The lawsuit, filed on behalf of hundreds of thousands of Illinois smokers, was one of the nation’s first to accuse a tobacco company of consumer fraud. Known as Price v. Phillip Morris, the lawsuit claimed that Philip Morris deceptively marketed “light” and “low-tar” Marlboro cigarettes as a healthier alternative. The federal government now bars cigarette makers from labeling their products with such terms.
“Today’s action by the U.S. Supreme Court effectively ends this case once and for all,” Murray Garnick, an attorney and spokesman for Philip Morris’ parent company, Altria Group Inc., said in a statement Monday.
“Losing any case after 17 years of intense litigation is obviously disappointing,” Stephen Tillery, a St. Louis-based lawyer for the plaintiffs, said in a statement. “But all of us who represented the plaintiffs in ‘Price’ feel that the case was socially significant and brought into public view facts that needed to be revealed.”
The Illinois Supreme Court first overturned the 2003 judgment in 2005. The plaintiffs eventually revived their lawsuit, and in 2014, a state appeals court reinstated the original verdict.
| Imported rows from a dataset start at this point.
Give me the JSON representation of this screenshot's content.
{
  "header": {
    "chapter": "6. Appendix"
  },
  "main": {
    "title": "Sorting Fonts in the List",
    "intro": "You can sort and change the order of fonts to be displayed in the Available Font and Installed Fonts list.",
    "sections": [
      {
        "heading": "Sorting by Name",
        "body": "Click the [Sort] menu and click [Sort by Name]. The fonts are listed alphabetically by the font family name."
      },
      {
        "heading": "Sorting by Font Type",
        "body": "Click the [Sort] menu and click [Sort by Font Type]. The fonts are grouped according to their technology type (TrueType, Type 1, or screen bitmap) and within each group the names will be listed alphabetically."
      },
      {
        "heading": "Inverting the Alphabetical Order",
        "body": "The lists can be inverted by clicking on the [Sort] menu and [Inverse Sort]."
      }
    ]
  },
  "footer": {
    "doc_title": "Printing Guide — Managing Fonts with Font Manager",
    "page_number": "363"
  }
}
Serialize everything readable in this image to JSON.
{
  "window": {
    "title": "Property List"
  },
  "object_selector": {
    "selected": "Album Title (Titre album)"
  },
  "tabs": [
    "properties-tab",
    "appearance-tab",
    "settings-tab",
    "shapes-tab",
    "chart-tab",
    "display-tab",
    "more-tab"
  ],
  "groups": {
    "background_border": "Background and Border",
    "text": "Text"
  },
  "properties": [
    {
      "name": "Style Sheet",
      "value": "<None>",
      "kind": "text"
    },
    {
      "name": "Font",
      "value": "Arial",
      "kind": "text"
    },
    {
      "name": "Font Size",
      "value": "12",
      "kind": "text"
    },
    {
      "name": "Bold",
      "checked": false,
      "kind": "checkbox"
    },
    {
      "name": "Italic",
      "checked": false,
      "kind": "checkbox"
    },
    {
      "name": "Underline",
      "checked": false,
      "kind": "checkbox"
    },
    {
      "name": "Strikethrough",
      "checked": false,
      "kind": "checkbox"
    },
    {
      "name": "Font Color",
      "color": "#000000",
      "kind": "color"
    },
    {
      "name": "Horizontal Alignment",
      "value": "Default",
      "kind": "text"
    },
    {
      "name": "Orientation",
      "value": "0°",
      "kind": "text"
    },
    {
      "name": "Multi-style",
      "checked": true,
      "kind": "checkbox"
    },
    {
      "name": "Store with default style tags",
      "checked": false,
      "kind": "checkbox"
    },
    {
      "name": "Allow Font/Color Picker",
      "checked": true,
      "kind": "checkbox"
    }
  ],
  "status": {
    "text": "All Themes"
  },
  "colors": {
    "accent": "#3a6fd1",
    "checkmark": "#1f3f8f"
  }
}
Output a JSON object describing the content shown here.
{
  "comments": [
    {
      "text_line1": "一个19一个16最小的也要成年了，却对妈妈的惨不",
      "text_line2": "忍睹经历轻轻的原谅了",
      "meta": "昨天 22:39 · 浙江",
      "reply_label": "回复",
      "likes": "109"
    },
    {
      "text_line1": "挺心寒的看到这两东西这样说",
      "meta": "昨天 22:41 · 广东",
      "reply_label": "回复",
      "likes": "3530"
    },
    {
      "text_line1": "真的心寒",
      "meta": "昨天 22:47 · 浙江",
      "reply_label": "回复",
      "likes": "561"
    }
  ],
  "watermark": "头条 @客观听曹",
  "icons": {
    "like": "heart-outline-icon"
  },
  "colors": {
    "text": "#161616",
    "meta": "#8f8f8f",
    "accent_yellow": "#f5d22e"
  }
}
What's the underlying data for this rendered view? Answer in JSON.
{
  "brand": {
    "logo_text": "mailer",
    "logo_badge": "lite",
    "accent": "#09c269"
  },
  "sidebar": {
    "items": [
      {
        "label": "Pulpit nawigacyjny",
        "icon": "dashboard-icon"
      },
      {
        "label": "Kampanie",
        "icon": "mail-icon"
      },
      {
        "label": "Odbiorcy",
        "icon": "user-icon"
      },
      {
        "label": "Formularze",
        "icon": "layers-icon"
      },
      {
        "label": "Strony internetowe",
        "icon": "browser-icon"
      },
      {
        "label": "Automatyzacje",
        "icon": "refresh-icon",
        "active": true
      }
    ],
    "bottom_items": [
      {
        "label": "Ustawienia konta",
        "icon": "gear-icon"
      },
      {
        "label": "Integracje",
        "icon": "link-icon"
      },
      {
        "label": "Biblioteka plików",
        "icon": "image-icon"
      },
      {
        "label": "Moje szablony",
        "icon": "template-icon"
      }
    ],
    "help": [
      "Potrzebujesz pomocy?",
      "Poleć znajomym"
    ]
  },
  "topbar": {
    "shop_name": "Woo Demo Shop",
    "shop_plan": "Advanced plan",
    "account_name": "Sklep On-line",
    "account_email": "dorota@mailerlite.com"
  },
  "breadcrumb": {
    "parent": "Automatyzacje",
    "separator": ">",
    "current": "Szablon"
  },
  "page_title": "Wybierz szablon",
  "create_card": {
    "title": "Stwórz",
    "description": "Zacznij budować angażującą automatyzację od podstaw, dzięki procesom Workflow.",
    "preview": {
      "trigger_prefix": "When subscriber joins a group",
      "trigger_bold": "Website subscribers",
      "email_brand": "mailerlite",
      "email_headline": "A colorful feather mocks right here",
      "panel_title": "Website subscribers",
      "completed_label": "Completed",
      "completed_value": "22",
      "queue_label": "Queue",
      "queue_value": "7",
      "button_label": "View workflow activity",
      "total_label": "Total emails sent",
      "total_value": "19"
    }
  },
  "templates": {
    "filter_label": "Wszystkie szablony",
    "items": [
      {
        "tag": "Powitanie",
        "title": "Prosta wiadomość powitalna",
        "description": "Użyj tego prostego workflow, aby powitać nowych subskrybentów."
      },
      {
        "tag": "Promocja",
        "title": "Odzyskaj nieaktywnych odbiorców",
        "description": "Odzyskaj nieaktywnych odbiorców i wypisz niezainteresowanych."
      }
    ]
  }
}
But the state Supreme Court overturned that ruling last November in a 4-2 vote.
The case led to aggressive efforts by the plaintiffs’ attorneys to oust Karmeier, whom they accused of being biased in ruling to overturn the judgment against Philip Morris and another $1.2 billion judgment against State Farm Insurance due to donations his 2004 campaign received from big business.
Karmeier, who declined to step aside and has denied receiving direct contributions from Philip Morris, won a November 2014 retention election. Plaintiffs’ attorneys and law firms spent more than $1 million fighting Karmeier’s re-election through a political action committee.